Aber leicht ist er schon, wenn das Gewicht stimmt.


----------



## skywalkerja (10. August 2010)

*AW: Xigmatek Aegir: Neuer, mystischer CPU-Kühler mit D.L.H.D.T.*

echt ein nettes teil


----------



## xTc (10. August 2010)

*AW: Xigmatek Aegir: Neuer, mystischer CPU-Kühler mit D.L.H.D.T.*

Zwei 8mm und zwei 6mm berühren den Kühler direkt. Über den zwei 8mm Pipes liegen zwei weitere 6mm Pipes.


MFG


----------



## killuah (10. August 2010)

*AW: Xigmatek Aegir: Neuer, mystischer CPU-Kühler mit D.L.H.D.T.*

Sieht nett aus, aber soviel wirds bestimmt auch ich bringen, irgendwo ist halt auch Schluss.


----------



## Chemenu (10. August 2010)

*AW: Xigmatek Aegir: Neuer, mystischer CPU-Kühler mit D.L.H.D.T.*

Was genau ist daran denn nun "mystisch"? 
Sieht im Prinzip genauso aus wie alle anderen Tower-Kühler. Unterschiede finden sich doch nur in der Anordnung und Form der Lamellen.


----------



## Chimera (10. August 2010)

*AW: Xigmatek Aegir: Neuer, mystischer CPU-Kühler mit D.L.H.D.T.*



Chemenu schrieb:


> Was genau ist daran denn nun "mystisch"?

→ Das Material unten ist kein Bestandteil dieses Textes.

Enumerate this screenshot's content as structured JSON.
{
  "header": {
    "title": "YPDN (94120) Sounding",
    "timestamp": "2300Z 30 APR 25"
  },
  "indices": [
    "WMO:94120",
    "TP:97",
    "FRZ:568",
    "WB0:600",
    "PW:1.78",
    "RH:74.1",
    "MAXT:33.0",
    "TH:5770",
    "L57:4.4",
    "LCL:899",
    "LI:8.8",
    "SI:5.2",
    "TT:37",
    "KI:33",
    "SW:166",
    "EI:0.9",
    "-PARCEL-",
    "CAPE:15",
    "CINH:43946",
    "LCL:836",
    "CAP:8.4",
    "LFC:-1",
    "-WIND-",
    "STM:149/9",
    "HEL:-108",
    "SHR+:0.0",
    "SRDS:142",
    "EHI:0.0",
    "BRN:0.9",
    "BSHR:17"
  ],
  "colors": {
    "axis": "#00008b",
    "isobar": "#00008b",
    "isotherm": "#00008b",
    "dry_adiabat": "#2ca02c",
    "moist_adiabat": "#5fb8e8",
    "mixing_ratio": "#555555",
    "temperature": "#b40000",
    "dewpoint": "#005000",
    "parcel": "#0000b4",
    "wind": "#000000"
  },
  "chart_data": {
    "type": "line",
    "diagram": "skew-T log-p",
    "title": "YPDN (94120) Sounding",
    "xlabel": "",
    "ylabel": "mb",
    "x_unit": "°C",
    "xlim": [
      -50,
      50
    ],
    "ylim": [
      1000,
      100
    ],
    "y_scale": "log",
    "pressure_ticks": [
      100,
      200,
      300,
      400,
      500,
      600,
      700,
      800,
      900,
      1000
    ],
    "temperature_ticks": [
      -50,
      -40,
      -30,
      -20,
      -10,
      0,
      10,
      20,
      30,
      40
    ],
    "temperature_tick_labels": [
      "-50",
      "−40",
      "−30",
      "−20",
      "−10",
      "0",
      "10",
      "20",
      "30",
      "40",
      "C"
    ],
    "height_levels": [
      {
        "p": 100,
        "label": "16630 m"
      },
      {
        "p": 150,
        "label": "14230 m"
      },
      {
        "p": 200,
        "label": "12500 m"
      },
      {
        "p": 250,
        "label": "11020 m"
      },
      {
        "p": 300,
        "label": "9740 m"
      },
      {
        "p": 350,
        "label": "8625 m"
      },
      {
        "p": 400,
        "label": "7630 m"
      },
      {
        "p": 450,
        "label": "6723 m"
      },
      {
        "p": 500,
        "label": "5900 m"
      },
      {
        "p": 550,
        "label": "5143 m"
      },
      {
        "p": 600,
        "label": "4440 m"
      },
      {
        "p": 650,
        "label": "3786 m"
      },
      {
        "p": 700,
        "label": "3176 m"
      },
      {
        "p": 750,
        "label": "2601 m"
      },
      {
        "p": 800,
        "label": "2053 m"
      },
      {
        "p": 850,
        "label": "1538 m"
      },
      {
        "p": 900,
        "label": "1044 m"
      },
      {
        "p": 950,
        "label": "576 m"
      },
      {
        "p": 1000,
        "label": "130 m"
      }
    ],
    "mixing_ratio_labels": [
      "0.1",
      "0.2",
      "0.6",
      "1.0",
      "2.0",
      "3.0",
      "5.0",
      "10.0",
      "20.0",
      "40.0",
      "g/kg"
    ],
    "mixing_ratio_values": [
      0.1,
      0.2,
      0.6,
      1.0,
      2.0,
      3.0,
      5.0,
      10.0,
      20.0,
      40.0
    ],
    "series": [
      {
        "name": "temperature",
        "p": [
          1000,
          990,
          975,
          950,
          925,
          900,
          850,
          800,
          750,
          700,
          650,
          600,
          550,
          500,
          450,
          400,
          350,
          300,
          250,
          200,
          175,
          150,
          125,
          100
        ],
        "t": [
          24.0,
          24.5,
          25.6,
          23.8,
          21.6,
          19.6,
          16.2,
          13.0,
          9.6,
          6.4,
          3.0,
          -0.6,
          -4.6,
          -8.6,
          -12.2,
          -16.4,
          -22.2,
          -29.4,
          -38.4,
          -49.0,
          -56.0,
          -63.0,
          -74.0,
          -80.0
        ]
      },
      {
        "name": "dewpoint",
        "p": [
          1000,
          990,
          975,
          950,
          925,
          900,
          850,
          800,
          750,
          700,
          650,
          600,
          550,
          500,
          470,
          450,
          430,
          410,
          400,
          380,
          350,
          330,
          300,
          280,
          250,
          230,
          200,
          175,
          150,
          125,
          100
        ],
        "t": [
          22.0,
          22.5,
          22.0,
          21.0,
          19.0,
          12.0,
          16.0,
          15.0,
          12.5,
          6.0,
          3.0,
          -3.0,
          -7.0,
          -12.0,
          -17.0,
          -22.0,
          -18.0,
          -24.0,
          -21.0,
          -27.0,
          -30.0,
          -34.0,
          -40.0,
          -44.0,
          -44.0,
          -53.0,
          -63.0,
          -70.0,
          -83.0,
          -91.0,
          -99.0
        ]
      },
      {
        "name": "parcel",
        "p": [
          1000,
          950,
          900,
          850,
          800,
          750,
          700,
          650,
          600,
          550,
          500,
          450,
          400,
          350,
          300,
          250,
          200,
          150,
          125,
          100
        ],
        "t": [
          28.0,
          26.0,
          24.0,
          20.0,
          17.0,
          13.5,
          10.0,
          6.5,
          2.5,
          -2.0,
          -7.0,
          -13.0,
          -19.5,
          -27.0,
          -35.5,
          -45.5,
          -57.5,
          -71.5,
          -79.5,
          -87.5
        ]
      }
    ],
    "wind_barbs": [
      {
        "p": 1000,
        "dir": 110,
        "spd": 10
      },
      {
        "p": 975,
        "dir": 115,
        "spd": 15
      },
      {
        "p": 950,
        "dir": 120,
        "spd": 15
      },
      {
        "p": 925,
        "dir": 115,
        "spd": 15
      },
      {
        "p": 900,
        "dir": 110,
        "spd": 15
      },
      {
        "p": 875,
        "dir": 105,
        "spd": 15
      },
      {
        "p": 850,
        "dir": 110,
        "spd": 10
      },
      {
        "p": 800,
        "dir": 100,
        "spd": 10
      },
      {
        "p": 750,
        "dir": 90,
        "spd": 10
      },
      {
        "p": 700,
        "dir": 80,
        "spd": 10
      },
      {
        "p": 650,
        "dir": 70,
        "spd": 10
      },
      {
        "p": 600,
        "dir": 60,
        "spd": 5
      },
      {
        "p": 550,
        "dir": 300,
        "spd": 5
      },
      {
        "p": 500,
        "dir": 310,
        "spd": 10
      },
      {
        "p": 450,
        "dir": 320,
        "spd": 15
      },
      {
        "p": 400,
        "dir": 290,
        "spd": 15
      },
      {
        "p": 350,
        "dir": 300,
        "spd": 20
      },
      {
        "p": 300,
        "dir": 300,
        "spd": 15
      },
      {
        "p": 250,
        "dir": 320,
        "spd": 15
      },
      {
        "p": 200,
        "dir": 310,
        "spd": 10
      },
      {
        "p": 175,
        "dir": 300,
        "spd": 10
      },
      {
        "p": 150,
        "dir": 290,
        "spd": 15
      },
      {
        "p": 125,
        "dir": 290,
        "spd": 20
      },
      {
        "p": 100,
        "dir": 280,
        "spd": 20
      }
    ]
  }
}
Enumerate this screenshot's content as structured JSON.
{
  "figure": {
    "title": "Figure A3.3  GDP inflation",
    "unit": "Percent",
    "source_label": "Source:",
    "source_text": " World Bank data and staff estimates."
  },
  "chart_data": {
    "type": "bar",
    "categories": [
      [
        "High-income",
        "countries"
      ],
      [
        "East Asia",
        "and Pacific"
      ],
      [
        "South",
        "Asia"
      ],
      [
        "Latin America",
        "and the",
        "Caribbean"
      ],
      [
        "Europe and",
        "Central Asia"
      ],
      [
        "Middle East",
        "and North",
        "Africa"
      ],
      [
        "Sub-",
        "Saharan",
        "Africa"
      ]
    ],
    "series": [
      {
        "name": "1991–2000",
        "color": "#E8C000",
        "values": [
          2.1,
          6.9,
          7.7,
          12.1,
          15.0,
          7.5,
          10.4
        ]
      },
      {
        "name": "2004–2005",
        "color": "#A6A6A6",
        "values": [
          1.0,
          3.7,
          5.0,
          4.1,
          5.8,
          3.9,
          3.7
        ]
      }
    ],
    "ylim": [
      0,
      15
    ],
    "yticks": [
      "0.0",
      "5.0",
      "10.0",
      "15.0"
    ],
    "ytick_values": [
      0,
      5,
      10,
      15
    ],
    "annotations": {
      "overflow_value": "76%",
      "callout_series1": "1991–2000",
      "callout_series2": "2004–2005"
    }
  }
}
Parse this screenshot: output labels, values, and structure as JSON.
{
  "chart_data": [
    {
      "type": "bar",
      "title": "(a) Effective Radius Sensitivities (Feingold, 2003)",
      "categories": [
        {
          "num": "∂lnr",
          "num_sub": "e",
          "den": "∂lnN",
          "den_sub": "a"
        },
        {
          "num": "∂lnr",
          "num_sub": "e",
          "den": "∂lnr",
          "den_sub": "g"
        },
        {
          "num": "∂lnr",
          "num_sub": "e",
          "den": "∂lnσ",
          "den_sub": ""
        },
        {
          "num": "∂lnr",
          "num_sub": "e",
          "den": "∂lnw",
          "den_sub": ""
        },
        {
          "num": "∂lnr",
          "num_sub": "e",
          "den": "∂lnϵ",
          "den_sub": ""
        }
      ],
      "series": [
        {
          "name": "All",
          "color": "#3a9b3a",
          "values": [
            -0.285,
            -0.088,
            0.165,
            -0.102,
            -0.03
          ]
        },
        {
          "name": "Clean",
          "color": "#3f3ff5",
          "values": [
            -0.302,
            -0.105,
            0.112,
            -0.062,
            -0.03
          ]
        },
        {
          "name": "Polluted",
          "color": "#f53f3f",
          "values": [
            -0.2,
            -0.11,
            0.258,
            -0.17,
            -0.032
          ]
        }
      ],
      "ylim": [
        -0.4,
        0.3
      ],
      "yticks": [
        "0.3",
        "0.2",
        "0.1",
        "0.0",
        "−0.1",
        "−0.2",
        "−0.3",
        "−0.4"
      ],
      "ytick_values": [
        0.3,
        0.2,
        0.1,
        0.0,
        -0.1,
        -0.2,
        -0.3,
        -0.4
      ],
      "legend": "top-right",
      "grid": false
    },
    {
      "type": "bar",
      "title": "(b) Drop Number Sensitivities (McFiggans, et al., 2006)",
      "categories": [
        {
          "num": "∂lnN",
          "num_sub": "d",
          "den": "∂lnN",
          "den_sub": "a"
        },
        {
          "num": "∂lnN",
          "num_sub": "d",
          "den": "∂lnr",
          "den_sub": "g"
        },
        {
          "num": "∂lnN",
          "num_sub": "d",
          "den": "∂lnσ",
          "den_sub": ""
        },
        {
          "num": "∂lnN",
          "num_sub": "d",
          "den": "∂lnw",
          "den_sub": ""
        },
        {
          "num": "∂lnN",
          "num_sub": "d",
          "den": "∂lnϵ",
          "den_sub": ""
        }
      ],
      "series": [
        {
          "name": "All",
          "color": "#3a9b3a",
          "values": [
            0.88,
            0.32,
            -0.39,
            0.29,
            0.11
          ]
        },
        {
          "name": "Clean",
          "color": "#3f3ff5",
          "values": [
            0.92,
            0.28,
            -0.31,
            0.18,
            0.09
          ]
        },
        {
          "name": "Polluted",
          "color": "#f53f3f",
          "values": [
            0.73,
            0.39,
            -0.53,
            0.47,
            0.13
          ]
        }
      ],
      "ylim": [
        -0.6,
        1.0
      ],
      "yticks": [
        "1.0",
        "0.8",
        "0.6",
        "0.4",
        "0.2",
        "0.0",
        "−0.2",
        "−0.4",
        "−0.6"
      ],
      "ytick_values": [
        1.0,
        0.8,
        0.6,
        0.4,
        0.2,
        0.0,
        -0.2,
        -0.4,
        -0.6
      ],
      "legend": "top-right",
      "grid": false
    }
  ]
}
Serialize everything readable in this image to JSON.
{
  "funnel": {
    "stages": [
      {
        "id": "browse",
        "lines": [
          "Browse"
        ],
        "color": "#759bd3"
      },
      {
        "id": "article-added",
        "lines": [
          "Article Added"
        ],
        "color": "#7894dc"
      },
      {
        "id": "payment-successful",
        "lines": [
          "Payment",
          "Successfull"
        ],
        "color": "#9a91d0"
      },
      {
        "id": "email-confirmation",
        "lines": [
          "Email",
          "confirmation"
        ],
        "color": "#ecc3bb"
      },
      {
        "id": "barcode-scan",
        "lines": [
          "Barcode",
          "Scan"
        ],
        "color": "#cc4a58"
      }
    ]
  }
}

Wohl nur der Name  Xigmatek nutzt ja immer Namen aus der Mythologie und aus Sagen, dies setzen sie wohl mit diesem fort.


----------



## Kaktus (10. August 2010)

*AW: Xigmatek Aegir: Neuer, mystischer CPU-Kühler mit D.L.H.D.T.*

Denen fällt auch nichts mehr wirklich neues ein. Irgendwie stagniert der Kühlermarkt, Innovationen fehlen gänzlich. Paar Pipes neu ausgerichtet, das wars. Super  Gilt aber für aktuell fast alle Hersteller.


----------



## CrimsoN 2.0 (10. August 2010)

*AW: Xigmatek Aegir: Neuer, mystischer CPU-Kühler mit D.L.H.D.T.*

DLHDT habe ich aber echt noch bei keinen andren Hersteller gesehen ! Finde das steckt mehr Innovation drin als in denn Kühlern von Antech die gestern vorgestellt wurden ^^

Ich bin echt auf die Kühlleistung gespannt die das Teil bringt !


----------



## Psytis (10. August 2010)

*AW: Xigmatek Aegir: Neuer, mystischer CPU-Kühler mit D.L.H.D.T.*

was das jetzt genau bringt zusätzliche Heatpipes auf andere Heatpipes zu legen wird sich sicher bald in einem test zeigen.
aber was ist daran so besonders??
in der ersten reihe war kein platz mehr, pack mas darüber.
der nächste kommt mit 12 HPs und macht nen tripple layer.


----------



## Alex Vanderbilt (10. August 2010)

*AW: Xigmatek Aegir: Neuer, mystischer CPU-Kühler mit D.L.H.D.T.*



Kaktus schrieb:


> Denen fällt auch nichts mehr wirklich neues ein. Irgendwie stagniert der Kühlermarkt, Innovationen fehlen gänzlich. Paar Pipes neu ausgerichtet, das wars. Super  Gilt aber für aktuell fast alle Hersteller.



Was willst du denn an einem Kühler bitte neu entwickeln?  Der besteht nun einmal nur aus Kupferröhren auf denen Lamellen stecken und der von einem Lüfter durchgeblasen wird. Wenn du "Innovation" willst, dann schau mal hier. Sind zwar auch nur Lamellen auf Kupferröhren, aber dafür mit einem Radiallüfter. Mehr Innovation kann man nicht erwarten.

AV


----------



## Kaktus (10. August 2010)

*AW: Xigmatek Aegir: Neuer, mystischer CPU-Kühler mit D.L.H.D.T.*

Ach... da fällt mir ein... warum aht Xigmatek diese tolle Abkürzung schon nicht beim Thors Hammer verwendet? ISt doch das Selbe. 4x8mm Heatpipes im DT und direkt da drauf noch mal 3x6mm Heatpipes. Selbe System.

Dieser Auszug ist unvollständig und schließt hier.